Jusqu’où peut-on aller lorsqu’on ressent une telle trahison ?
On assiste au drame vécu par cette femme délaissée par son époux, au point de perdre le sens de la vie.

David Foenkinos, qui m’avait habitué à des romans plus lumineux, change complètement de registre et s’aventure dans dans une tonalité bien plus sombre. Il dépeint d’une manière très simple le portrait d’une femme prise dans les tourments de son abandon, créant un tableau glaçant. Après ma première surprise passée, je me suis laissé porter. Ici, pas de commentaires inutiles, des faits concrets, de la psychologie aussi, et même ce “petit quelque chose” assez original qui fera la différence, je dois l’admettre.

Un roman plaisant et captivant, bien que pour moi ce ne soit pas son meilleur, mais avec une fin particulièrement réussie !

(1) Mathilde pensa que c’était enfin un mot juste. “Je dois me reconstruire, oui, car je suis détruite.”

÷÷÷÷÷÷÷

Extraits :

« Au tout départ, Mathilde perçut quelque chose d’étrange sur le visage d’Étienne. C’est ainsi que l’histoire commença d’une manière presque anodine ; n’est-ce pas le fait de toutes les tragédies ? »

« Le silence d’Étienne lui pesait terriblement. Elle lui écrivait qu’elle avait besoin de lui parler. Il ne répondait pas. Certains jours étaient insoutenables. Elle en était réduite à s’enfermer pour pleurer dans les toilettes du lycée entre les cours. »

« La première fois qu’Étienne vit Mathilde, il la trouva franchement charmante. Quand on lui demandait quel était son type de femme, il était incapable de répondre ; il estimait n’avoir aucun goût précis. Toute femme pouvait potentiellement lui plaire ou lui déplaire. Mais Mathilde lui plut aussitôt et même : instinctivement. »

« En se dirigeant vers la cuisine, elle repéra une enveloppe sous la porte d’entrée. C’était peut-être Étienne ; il était passé dans la nuit ; il regrettait tout. Elle se jeta sur l’enveloppe, pour y découvrir le nom de Namouzian. À l’intérieur, une ordonnance de Lexomil et des antidépresseurs, un arrêt de travail d’une semaine, et un petit mot sur lequel était inscrit : “Non, votre histoire n’est pas banale. Chaque souffrance est unique. Bon courage. Je suis là, si vous avez besoin de moi. Sophie.” »
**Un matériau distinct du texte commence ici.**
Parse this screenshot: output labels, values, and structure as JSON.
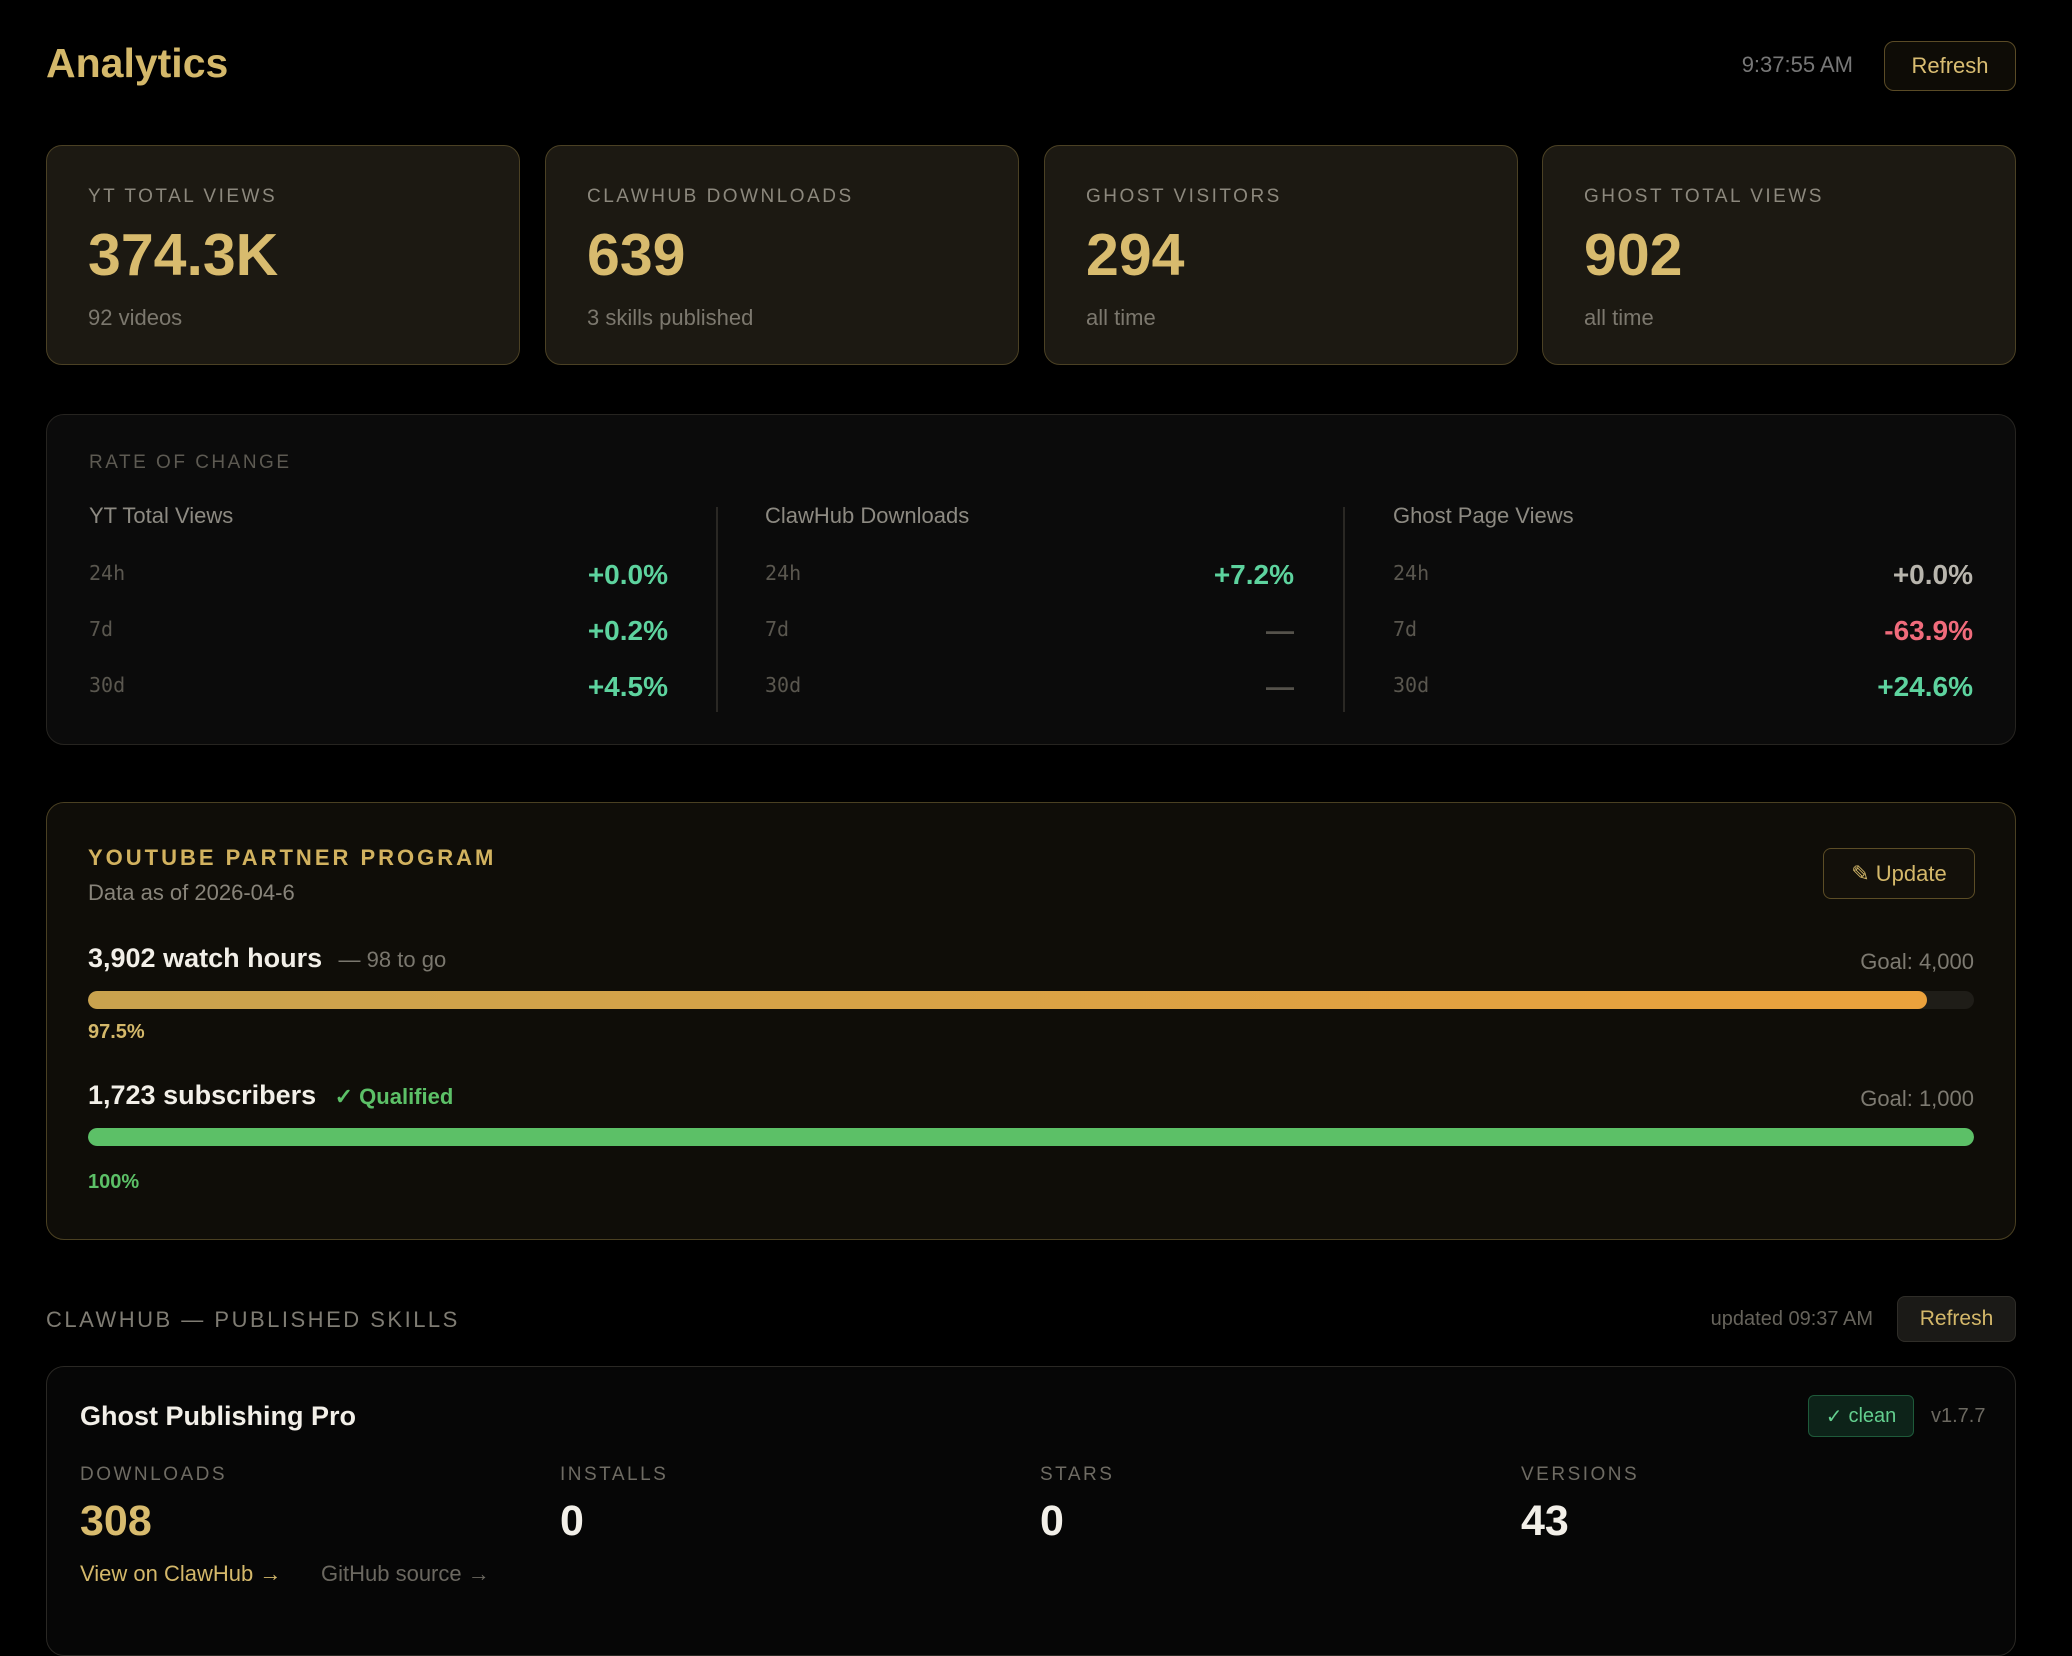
{
  "header": {
    "title": "Analytics",
    "time": "9:37:55 AM",
    "refresh_label": "Refresh"
  },
  "stats": [
    {
      "label": "YT TOTAL VIEWS",
      "value": "374.3K",
      "sub": "92 videos"
    },
    {
      "label": "CLAWHUB DOWNLOADS",
      "value": "639",
      "sub": "3 skills published"
    },
    {
      "label": "GHOST VISITORS",
      "value": "294",
      "sub": "all time"
    },
    {
      "label": "GHOST TOTAL VIEWS",
      "value": "902",
      "sub": "all time"
    }
  ],
  "rate_of_change": {
    "title": "RATE OF CHANGE",
    "columns": [
      {
        "name": "YT Total Views",
        "rows": [
          {
            "period": "24h",
            "value": "+0.0%",
            "tone": "positive"
          },
          {
            "period": "7d",
            "value": "+0.2%",
            "tone": "positive"
          },
          {
            "period": "30d",
            "value": "+4.5%",
            "tone": "positive"
          }
        ]
      },
      {
        "name": "ClawHub Downloads",
        "rows": [
          {
            "period": "24h",
            "value": "+7.2%",
            "tone": "positive"
          },
          {
            "period": "7d",
            "value": "—",
            "tone": "none"
          },
          {
            "period": "30d",
            "value": "—",
            "tone": "none"
          }
        ]
      },
      {
        "name": "Ghost Page Views",
        "rows": [
          {
            "period": "24h",
            "value": "+0.0%",
            "tone": "neutral"
          },
          {
            "period": "7d",
            "value": "-63.9%",
            "tone": "negative"
          },
          {
            "period": "30d",
            "value": "+24.6%",
            "tone": "positive"
          }
        ]
      }
    ]
  },
  "ypp": {
    "title": "YOUTUBE PARTNER PROGRAM",
    "subtitle": "Data as of 2026-04-6",
    "update_label": "Update",
    "watch": {
      "main": "3,902 watch hours",
      "extra": "— 98 to go",
      "goal": "Goal: 4,000",
      "percent_label": "97.5%",
      "progress": 0.975
    },
    "subs": {
      "main": "1,723 subscribers",
      "qualified": "Qualified",
      "goal": "Goal: 1,000",
      "percent_label": "100%",
      "progress": 1.0
    }
  },
  "skills_section": {
    "title": "CLAWHUB — PUBLISHED SKILLS",
    "updated": "updated 09:37 AM",
    "refresh_label": "Refresh"
  },
  "skill": {
    "name": "Ghost Publishing Pro",
    "badge": "clean",
    "version": "v1.7.7",
    "metrics": [
      {
        "label": "DOWNLOADS",
        "value": "308"
      },
      {
        "label": "INSTALLS",
        "value": "0"
      },
      {
        "label": "STARS",
        "value": "0"
      },
      {
        "label": "VERSIONS",
        "value": "43"
      }
    ],
    "link_clawhub": "View on ClawHub →",
    "link_github": "GitHub source →"
  },
  "colors": {
    "accent": "#d4b86a",
    "positive": "#5dd39e",
    "negative": "#f06b7b",
    "neutral": "#b8b5ad",
    "qualified": "#5cc067"
  }
}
Romancier, scénariste et musicien, David Foenkinos est né en 1974. Auteur de treize romans traduits en quarante langues, il a notamment publié aux Éditions Gallimard Le potentiel érotique de ma femme, Nos séparations, La délicatesse, Les souvenirs et Je vais mieux. En 2011, il a adapté au cinéma avec son frère son livre La délicatesse, avec Audrey Tautou et François Damiens.